Ghosts and Phantasmatic Appearance

The Elipse

Multi-Dimentional Network

Research & Display

"the project offers new forms of association and argument familiar to artists and curators alike, and makes the connections between research and display visible and even vital" [8]

Interactive without being overly Instumental

"The Library is interactive but, as an intelligent organism, it is not so easily instrumentalized. You succumb to its rhythms."[9]
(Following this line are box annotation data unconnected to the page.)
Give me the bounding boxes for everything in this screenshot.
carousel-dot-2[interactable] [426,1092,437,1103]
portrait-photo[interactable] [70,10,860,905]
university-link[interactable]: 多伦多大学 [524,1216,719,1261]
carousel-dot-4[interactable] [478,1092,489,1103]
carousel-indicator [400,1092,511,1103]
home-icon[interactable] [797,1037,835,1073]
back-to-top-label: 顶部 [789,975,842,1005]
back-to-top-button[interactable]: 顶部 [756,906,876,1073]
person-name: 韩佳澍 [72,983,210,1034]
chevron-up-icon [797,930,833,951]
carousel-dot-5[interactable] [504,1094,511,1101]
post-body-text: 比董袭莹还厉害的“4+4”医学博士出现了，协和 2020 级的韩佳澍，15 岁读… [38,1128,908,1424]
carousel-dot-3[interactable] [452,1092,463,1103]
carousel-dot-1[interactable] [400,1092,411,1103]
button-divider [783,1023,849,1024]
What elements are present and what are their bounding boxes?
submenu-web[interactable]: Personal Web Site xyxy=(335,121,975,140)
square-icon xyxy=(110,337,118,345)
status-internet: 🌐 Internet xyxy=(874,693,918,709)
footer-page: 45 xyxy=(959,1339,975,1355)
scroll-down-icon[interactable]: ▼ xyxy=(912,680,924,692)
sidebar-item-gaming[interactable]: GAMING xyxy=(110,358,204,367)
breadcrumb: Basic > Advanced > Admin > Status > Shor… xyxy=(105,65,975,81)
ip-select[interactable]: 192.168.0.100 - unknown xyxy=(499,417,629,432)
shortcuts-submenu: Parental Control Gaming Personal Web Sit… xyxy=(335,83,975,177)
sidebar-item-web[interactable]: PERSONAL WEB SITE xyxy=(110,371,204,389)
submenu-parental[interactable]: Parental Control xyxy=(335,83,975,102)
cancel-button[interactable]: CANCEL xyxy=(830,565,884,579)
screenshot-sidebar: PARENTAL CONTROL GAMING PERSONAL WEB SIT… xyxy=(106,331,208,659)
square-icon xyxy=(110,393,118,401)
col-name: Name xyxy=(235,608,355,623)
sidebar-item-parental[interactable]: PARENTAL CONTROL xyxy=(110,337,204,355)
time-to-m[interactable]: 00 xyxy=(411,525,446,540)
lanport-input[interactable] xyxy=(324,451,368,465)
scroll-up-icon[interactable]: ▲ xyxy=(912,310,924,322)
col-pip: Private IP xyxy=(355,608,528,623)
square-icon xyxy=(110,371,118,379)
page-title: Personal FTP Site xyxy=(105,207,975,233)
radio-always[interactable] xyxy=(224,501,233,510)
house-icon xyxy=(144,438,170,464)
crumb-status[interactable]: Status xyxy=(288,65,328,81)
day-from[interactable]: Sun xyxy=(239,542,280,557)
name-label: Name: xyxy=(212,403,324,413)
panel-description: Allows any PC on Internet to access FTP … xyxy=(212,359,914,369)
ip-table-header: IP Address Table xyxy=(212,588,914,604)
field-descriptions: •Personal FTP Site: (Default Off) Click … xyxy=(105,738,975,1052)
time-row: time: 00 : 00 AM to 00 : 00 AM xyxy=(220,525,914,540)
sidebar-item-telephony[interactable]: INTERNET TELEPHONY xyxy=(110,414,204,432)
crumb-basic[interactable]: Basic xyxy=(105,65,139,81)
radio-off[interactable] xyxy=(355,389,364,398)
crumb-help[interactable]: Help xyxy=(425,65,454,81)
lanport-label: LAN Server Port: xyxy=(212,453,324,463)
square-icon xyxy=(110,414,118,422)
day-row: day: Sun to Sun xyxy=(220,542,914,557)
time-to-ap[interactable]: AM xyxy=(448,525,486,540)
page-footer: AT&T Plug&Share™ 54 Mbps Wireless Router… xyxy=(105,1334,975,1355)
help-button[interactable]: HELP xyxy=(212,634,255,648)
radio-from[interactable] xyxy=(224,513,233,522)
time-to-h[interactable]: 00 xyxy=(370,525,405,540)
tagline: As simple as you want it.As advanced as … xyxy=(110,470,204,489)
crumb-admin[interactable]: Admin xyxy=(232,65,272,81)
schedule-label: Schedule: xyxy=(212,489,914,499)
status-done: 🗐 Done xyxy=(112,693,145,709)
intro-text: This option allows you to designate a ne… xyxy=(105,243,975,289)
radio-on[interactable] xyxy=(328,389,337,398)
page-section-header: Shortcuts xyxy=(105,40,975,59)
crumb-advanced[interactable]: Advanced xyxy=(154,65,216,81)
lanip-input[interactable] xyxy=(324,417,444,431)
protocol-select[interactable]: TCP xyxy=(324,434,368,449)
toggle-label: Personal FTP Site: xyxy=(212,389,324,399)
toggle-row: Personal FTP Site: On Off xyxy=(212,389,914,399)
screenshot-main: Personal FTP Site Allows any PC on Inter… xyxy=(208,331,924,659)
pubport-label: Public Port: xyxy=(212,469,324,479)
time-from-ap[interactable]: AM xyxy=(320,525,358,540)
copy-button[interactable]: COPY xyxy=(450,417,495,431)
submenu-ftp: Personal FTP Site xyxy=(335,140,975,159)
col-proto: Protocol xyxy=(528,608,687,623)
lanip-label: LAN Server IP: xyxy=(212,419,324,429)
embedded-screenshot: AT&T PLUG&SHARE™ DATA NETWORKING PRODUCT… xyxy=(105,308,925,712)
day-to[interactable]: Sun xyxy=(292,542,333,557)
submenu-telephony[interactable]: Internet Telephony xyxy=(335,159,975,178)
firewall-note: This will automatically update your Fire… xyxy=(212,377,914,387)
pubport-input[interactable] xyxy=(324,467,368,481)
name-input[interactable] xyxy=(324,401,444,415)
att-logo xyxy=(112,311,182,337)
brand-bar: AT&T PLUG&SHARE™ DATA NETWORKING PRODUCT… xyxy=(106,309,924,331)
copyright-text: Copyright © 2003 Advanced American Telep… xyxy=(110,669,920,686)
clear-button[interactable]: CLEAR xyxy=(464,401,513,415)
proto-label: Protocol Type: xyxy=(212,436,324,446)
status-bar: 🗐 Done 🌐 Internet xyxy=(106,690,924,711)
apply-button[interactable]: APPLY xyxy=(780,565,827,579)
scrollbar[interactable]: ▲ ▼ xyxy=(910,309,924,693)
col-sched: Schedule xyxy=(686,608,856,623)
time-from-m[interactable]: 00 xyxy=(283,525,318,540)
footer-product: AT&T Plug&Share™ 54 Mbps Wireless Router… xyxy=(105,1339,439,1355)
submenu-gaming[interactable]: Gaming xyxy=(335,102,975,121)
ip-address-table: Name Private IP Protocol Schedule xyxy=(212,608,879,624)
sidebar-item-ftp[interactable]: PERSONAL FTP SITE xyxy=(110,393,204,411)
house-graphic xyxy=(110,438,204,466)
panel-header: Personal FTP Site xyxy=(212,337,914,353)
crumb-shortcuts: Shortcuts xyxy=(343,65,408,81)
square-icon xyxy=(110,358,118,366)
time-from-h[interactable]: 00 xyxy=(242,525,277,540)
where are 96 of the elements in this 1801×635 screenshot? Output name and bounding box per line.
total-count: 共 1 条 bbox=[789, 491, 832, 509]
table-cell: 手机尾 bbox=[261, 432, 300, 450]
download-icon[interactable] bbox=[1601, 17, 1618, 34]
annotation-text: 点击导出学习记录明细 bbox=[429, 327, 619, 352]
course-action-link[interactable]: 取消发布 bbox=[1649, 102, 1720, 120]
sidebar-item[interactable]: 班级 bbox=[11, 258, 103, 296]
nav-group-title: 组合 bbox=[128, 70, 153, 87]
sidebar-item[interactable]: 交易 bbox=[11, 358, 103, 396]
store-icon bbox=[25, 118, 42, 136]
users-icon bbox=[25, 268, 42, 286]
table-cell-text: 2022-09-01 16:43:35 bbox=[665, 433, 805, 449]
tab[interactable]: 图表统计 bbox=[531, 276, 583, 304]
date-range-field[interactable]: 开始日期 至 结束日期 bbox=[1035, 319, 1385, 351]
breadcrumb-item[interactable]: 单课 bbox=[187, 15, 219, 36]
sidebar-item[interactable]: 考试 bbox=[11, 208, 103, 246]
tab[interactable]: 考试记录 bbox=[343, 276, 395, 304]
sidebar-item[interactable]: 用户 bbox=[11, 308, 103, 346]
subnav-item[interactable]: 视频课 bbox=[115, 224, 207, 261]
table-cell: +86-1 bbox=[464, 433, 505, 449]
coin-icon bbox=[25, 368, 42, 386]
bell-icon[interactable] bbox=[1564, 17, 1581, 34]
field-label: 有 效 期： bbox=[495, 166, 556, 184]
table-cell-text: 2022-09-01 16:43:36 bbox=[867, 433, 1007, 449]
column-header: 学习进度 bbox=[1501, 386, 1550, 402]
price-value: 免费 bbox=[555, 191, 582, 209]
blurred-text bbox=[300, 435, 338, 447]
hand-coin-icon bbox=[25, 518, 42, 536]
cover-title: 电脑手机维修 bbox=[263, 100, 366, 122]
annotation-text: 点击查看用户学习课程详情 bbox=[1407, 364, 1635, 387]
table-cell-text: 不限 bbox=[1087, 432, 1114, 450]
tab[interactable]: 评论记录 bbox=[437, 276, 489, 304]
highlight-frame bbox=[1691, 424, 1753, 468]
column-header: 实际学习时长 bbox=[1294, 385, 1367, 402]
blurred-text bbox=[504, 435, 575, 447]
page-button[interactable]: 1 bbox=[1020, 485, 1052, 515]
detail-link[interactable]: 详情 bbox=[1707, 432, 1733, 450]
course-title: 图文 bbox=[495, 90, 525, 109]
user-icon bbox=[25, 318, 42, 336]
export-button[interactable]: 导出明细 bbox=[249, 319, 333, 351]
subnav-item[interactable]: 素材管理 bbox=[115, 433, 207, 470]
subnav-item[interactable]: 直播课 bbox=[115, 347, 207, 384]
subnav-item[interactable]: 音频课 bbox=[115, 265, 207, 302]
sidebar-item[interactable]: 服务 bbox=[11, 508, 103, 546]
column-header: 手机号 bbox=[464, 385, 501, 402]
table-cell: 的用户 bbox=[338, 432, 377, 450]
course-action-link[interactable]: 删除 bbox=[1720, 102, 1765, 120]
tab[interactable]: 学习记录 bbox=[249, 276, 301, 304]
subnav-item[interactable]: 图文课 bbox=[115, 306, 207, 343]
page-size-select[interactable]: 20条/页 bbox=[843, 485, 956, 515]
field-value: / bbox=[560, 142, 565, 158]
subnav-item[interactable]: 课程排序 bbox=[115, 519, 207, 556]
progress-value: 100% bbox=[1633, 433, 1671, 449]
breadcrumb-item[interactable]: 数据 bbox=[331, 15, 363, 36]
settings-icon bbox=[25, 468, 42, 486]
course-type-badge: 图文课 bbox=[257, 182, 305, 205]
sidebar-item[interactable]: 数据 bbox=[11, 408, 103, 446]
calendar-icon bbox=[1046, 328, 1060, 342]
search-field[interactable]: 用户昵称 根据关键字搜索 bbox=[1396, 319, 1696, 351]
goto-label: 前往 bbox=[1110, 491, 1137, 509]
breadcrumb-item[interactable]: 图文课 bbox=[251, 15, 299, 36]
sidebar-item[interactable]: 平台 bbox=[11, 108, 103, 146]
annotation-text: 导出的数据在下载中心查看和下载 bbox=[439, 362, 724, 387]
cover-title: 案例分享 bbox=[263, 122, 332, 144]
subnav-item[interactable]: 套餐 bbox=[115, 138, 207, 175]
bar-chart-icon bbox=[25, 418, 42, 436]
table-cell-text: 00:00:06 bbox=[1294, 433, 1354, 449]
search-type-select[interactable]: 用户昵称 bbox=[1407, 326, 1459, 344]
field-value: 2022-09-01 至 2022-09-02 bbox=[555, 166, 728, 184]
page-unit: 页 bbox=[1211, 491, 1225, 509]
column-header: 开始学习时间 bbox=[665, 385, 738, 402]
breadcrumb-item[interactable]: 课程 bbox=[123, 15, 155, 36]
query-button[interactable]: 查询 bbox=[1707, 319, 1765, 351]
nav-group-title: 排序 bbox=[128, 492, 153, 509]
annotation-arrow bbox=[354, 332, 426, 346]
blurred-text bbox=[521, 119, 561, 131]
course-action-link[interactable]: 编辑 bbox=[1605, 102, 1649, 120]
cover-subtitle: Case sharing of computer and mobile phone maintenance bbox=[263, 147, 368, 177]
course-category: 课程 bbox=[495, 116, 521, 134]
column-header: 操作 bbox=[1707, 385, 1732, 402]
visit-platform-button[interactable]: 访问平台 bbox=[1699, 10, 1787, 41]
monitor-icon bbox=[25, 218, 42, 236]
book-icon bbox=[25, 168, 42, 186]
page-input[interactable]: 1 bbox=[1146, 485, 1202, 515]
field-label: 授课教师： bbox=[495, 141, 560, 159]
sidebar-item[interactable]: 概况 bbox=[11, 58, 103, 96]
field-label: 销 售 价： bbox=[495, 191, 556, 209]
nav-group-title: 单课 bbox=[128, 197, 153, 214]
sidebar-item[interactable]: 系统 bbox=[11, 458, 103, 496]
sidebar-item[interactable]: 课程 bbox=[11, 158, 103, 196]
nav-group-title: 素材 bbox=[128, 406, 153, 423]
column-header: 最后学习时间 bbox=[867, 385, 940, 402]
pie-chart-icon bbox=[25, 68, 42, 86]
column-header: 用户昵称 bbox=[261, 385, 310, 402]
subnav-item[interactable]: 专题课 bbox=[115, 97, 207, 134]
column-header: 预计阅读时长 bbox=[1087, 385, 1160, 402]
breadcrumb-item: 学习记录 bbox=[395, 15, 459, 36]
  1. Fritz Saxl, “The History of Warburg’s Library (1886–1944),” in Aby Warburg: An Intellectual Biography,appendix to E. H. Gombrich (Oxford: Phaidon Press, 1986), 325–38.
  2. 2.0 2.1 Amanda Du Preez. 06 May 2020, Approaching Aby Warburg and Digital Art History from: The Routledge Companion to Digital Humanities and Art History Routledge Accessed on: 04 Jan 2024
  3. Michael P. Steinberg, “The Law of the Good Neighbor,” Common Knowledge 18, no. 1 (2012): 128.
  4. Nina Lager Vestberg, “Ordering, Searching, Finding,” Journal of Visual Culture 12, no. 3 (2013): 474.
  5. Nina Lager Vestberg, “Ordering, Searching, Finding,” Journal of Visual Culture 12, no. 3 (2013): 487
  6. 6.0 6.1 6.2 Bernd Scherer. “The Bilder Atlas in the 21st Century.” In Aby Warburg: Bilderatlas Mnemosyne The Original. London, Berlin: HKW, Haus der Kulturen der Welt, The Warburg Institute, Hatje Cantz, 2020. 9
  7. “The Making of Warburg’s Bilderatlas Mnemosyne.” In Aby Warburg: Bilderatlas Mnemosyne the Original. London, Berlin: HKW, Haus der Kulturen der Welt, The Warburg Institute, Hatje Cantz, 2020. 16
  8. Bill Sherman. “Under the Sign of Mnemosyne.” In Aby Warburg: Bilderatlas Mnemosyne The Original, London, Berlin: HKW, Haus der Kulturen der Welt, The Warburg Institute, Hatje Cantz, 2020. 8
  9. Christopher S. Wood, “Dromenon,” Common Knowledge 18, no. 1 (2012): 106–16.